Perhaps the largest and most prominent political question that Americans are asking themselves today is whether or not Donald Trump makes it to 2024 election a free, (or legally unencumbered), man.
The former Commander in Chief is facing a number of litigious lurches in 2023, ranging from the criminal referrals made to the DOJ by the January 6th select committee, to a massive tax case against his organization in New York.
But perhaps his most serious and salient threat comes from the Peach State, where recent comments by the Fulton County District Attorney seem to indicate that there could be criminal charges forthcoming.
Former President Donald Trump and his allies have been put on notice by a prosecutor, but the warning didn’t come from anyone at the Justice Department.
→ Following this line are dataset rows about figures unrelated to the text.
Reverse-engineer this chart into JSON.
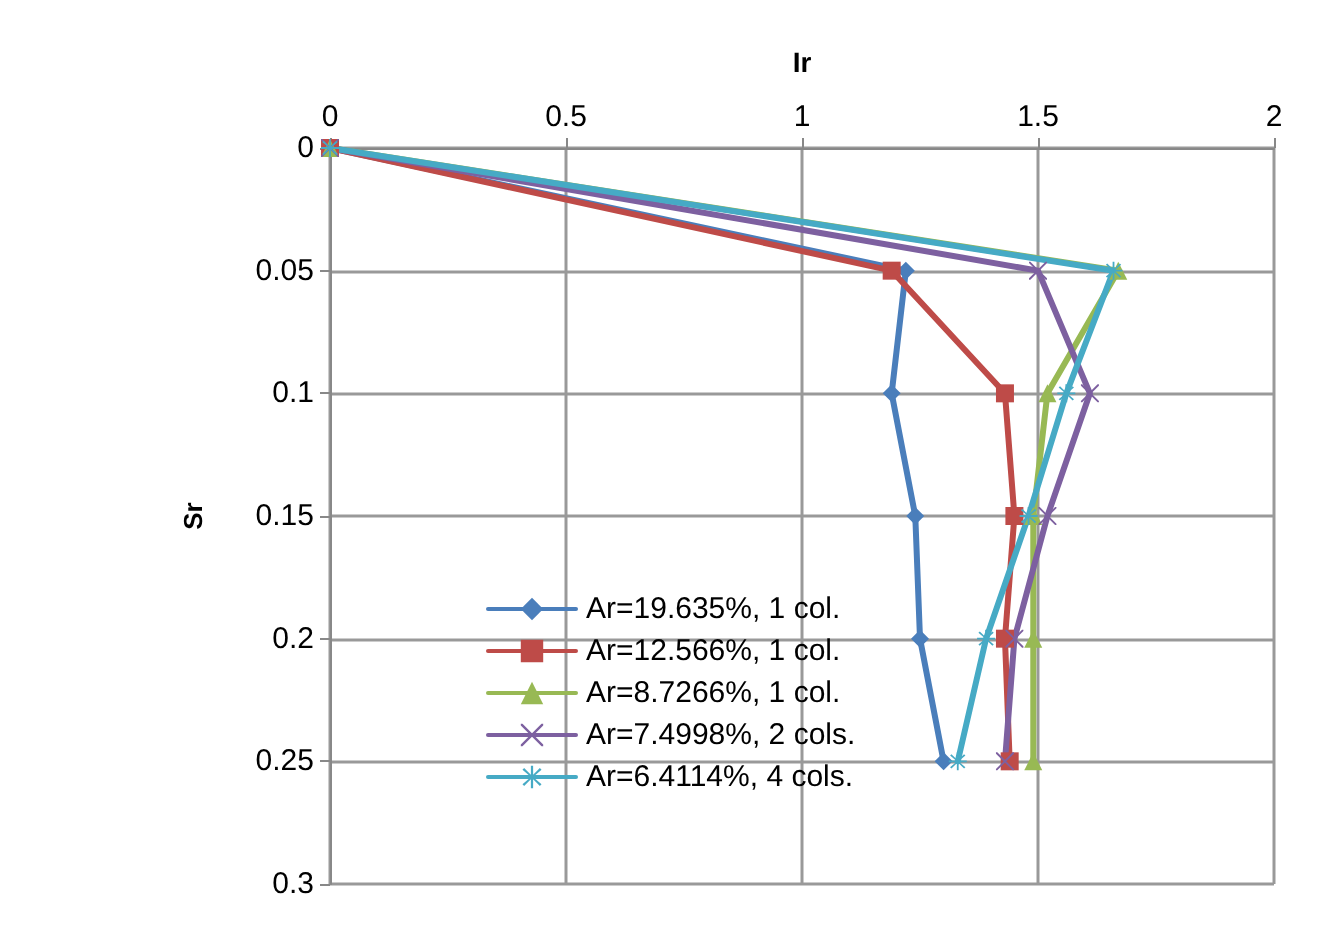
{
  "chart_data": {
    "type": "line",
    "xlabel": "Ir",
    "ylabel": "Sr",
    "xlim": [
      0,
      2
    ],
    "xticks": [
      0,
      0.5,
      1,
      1.5,
      2
    ],
    "ylim": [
      0.3,
      0
    ],
    "yticks": [
      0,
      0.05,
      0.1,
      0.15,
      0.2,
      0.25,
      0.3
    ],
    "grid": true,
    "legend": "bottom left",
    "series": [
      {
        "name": "Ar=19.635%, 1 col.",
        "color": "#4a7ebb",
        "marker": "diamond",
        "x": [
          0,
          1.22,
          1.19,
          1.24,
          1.25,
          1.3
        ],
        "values": [
          0,
          0.05,
          0.1,
          0.15,
          0.2,
          0.25
        ]
      },
      {
        "name": "Ar=12.566%, 1 col.",
        "color": "#be4b48",
        "marker": "square",
        "x": [
          0,
          1.19,
          1.43,
          1.45,
          1.43,
          1.44
        ],
        "values": [
          0,
          0.05,
          0.1,
          0.15,
          0.2,
          0.25
        ]
      },
      {
        "name": "Ar=8.7266%, 1 col.",
        "color": "#98b954",
        "marker": "triangle",
        "x": [
          0,
          1.67,
          1.52,
          1.49,
          1.49,
          1.49
        ],
        "values": [
          0,
          0.05,
          0.1,
          0.15,
          0.2,
          0.25
        ]
      },
      {
        "name": "Ar=7.4998%, 2 cols.",
        "color": "#7d60a0",
        "marker": "cross",
        "x": [
          0,
          1.5,
          1.61,
          1.52,
          1.45,
          1.43
        ],
        "values": [
          0,
          0.05,
          0.1,
          0.15,
          0.2,
          0.25
        ]
      },
      {
        "name": "Ar=6.4114%, 4 cols.",
        "color": "#46aac5",
        "marker": "star",
        "x": [
          0,
          1.66,
          1.56,
          1.48,
          1.39,
          1.33
        ],
        "values": [
          0,
          0.05,
          0.1,
          0.15,
          0.2,
          0.25
        ]
      }
    ]
  }
}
It was from a Georgia prosecutor who indicated she was likely to seek criminal charges soon in a two-year election subversion probe. In trying to block the release of a special grand jury’s report, Fulton County District Attorney Fani Willis argued in court last week that decisions in the case were “imminent” and that the report’s publication could jeopardize the rights of “future defendants.”
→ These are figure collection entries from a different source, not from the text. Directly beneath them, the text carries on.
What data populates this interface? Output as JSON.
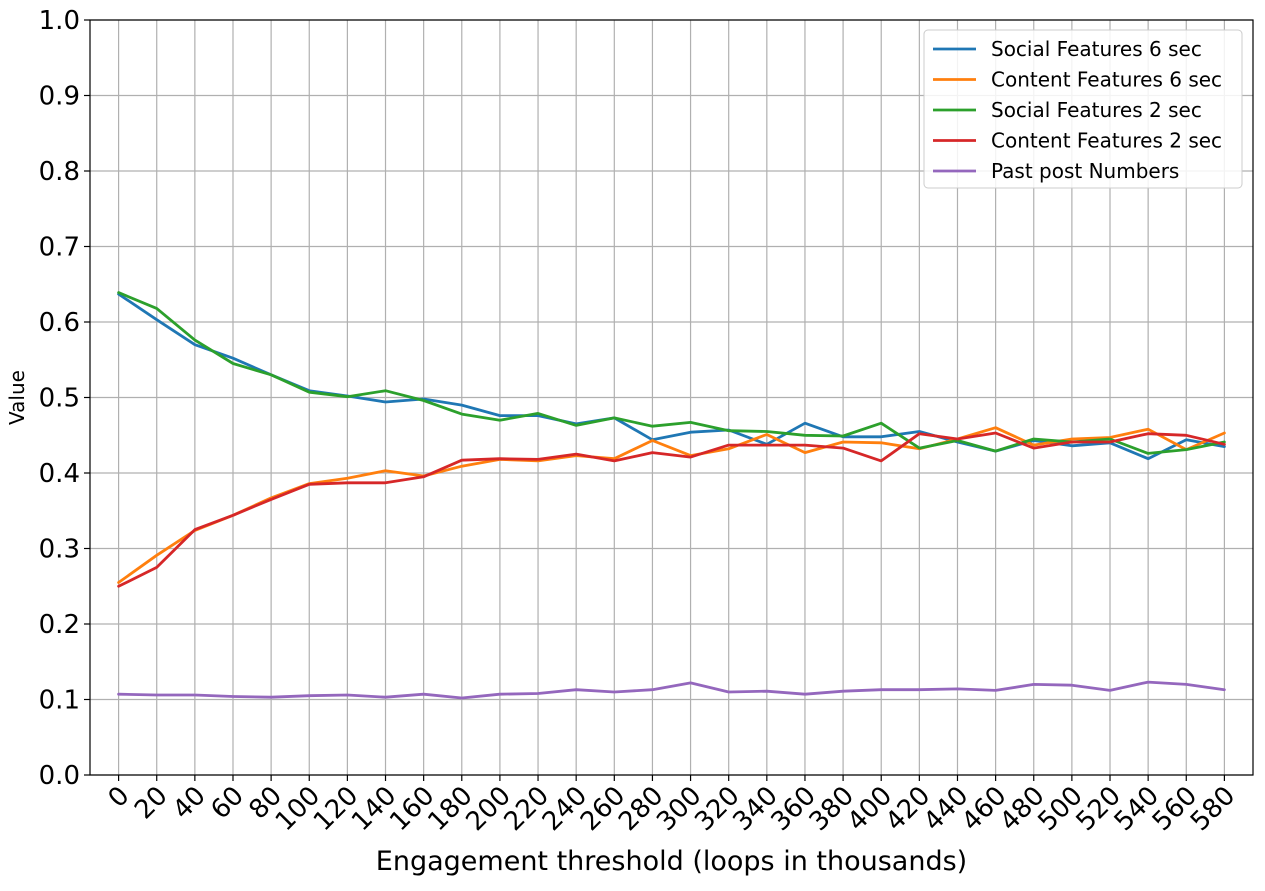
{
  "chart_data": {
    "type": "line",
    "title": "",
    "xlabel": "Engagement threshold (loops in thousands)",
    "ylabel": "Value",
    "ylim": [
      0.0,
      1.0
    ],
    "xlim": [
      -15,
      595
    ],
    "grid": true,
    "legend_position": "top-right",
    "x": [
      0,
      20,
      40,
      60,
      80,
      100,
      120,
      140,
      160,
      180,
      200,
      220,
      240,
      260,
      280,
      300,
      320,
      340,
      360,
      380,
      400,
      420,
      440,
      460,
      480,
      500,
      520,
      540,
      560,
      580
    ],
    "x_tick_labels": [
      "0",
      "20",
      "40",
      "60",
      "80",
      "100",
      "120",
      "140",
      "160",
      "180",
      "200",
      "220",
      "240",
      "260",
      "280",
      "300",
      "320",
      "340",
      "360",
      "380",
      "400",
      "420",
      "440",
      "460",
      "480",
      "500",
      "520",
      "540",
      "560",
      "580"
    ],
    "y_ticks": [
      0.0,
      0.1,
      0.2,
      0.3,
      0.4,
      0.5,
      0.6,
      0.7,
      0.8,
      0.9,
      1.0
    ],
    "y_tick_labels": [
      "0.0",
      "0.1",
      "0.2",
      "0.3",
      "0.4",
      "0.5",
      "0.6",
      "0.7",
      "0.8",
      "0.9",
      "1.0"
    ],
    "series": [
      {
        "name": "Social Features 6 sec",
        "color": "#1f77b4",
        "values": [
          0.637,
          0.603,
          0.57,
          0.552,
          0.53,
          0.509,
          0.502,
          0.494,
          0.498,
          0.49,
          0.476,
          0.476,
          0.465,
          0.473,
          0.444,
          0.454,
          0.457,
          0.438,
          0.466,
          0.448,
          0.448,
          0.455,
          0.441,
          0.429,
          0.443,
          0.436,
          0.44,
          0.419,
          0.444,
          0.435
        ]
      },
      {
        "name": "Content Features 6 sec",
        "color": "#ff7f0e",
        "values": [
          0.255,
          0.291,
          0.324,
          0.344,
          0.367,
          0.386,
          0.393,
          0.403,
          0.396,
          0.409,
          0.418,
          0.416,
          0.423,
          0.419,
          0.443,
          0.423,
          0.432,
          0.451,
          0.427,
          0.441,
          0.44,
          0.432,
          0.445,
          0.46,
          0.437,
          0.445,
          0.447,
          0.458,
          0.431,
          0.453
        ]
      },
      {
        "name": "Social Features 2 sec",
        "color": "#2ca02c",
        "values": [
          0.639,
          0.618,
          0.576,
          0.545,
          0.53,
          0.507,
          0.501,
          0.509,
          0.496,
          0.478,
          0.47,
          0.479,
          0.463,
          0.473,
          0.462,
          0.467,
          0.456,
          0.455,
          0.45,
          0.449,
          0.466,
          0.433,
          0.443,
          0.429,
          0.445,
          0.441,
          0.445,
          0.426,
          0.431,
          0.441
        ]
      },
      {
        "name": "Content Features 2 sec",
        "color": "#d62728",
        "values": [
          0.25,
          0.275,
          0.325,
          0.344,
          0.365,
          0.385,
          0.387,
          0.387,
          0.395,
          0.417,
          0.419,
          0.418,
          0.425,
          0.416,
          0.427,
          0.421,
          0.437,
          0.437,
          0.437,
          0.433,
          0.416,
          0.452,
          0.445,
          0.453,
          0.433,
          0.441,
          0.441,
          0.452,
          0.45,
          0.438
        ]
      },
      {
        "name": "Past post Numbers",
        "color": "#9467bd",
        "values": [
          0.107,
          0.106,
          0.106,
          0.104,
          0.103,
          0.105,
          0.106,
          0.103,
          0.107,
          0.102,
          0.107,
          0.108,
          0.113,
          0.11,
          0.113,
          0.122,
          0.11,
          0.111,
          0.107,
          0.111,
          0.113,
          0.113,
          0.114,
          0.112,
          0.12,
          0.119,
          0.112,
          0.123,
          0.12,
          0.113
        ]
      }
    ]
  }
}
Though Willis, a Democrat, didn’t mention Trump by name, her comments marked the first time a prosecutor in any of several current investigations tied to the Republican former president has hinted that charges could be forthcoming. The remarks ratcheted anticipation that an investigation focused, in part, on Trump’s call with Georgia’s secretary of state could conclude before ongoing federal probes.
Experts seemed to agree that the Georgia case is moving quickly.
“I expect to see indictments in Fulton County before I see any federal indictments,” said Clark Cunningham, a Georgia State University law professor.
“She wouldn’t be talking about the release of the report creating prejudice to potential future defendants unless she saw in the report peoples’ names who she saw as potential future defendants,” he added.
Trump maintains that he did nothing wrong in regard to his post-election conversations with Georgia officials, claiming that Willis’ investigation is a politically-motivated hit job that is outside of the scope of her duty.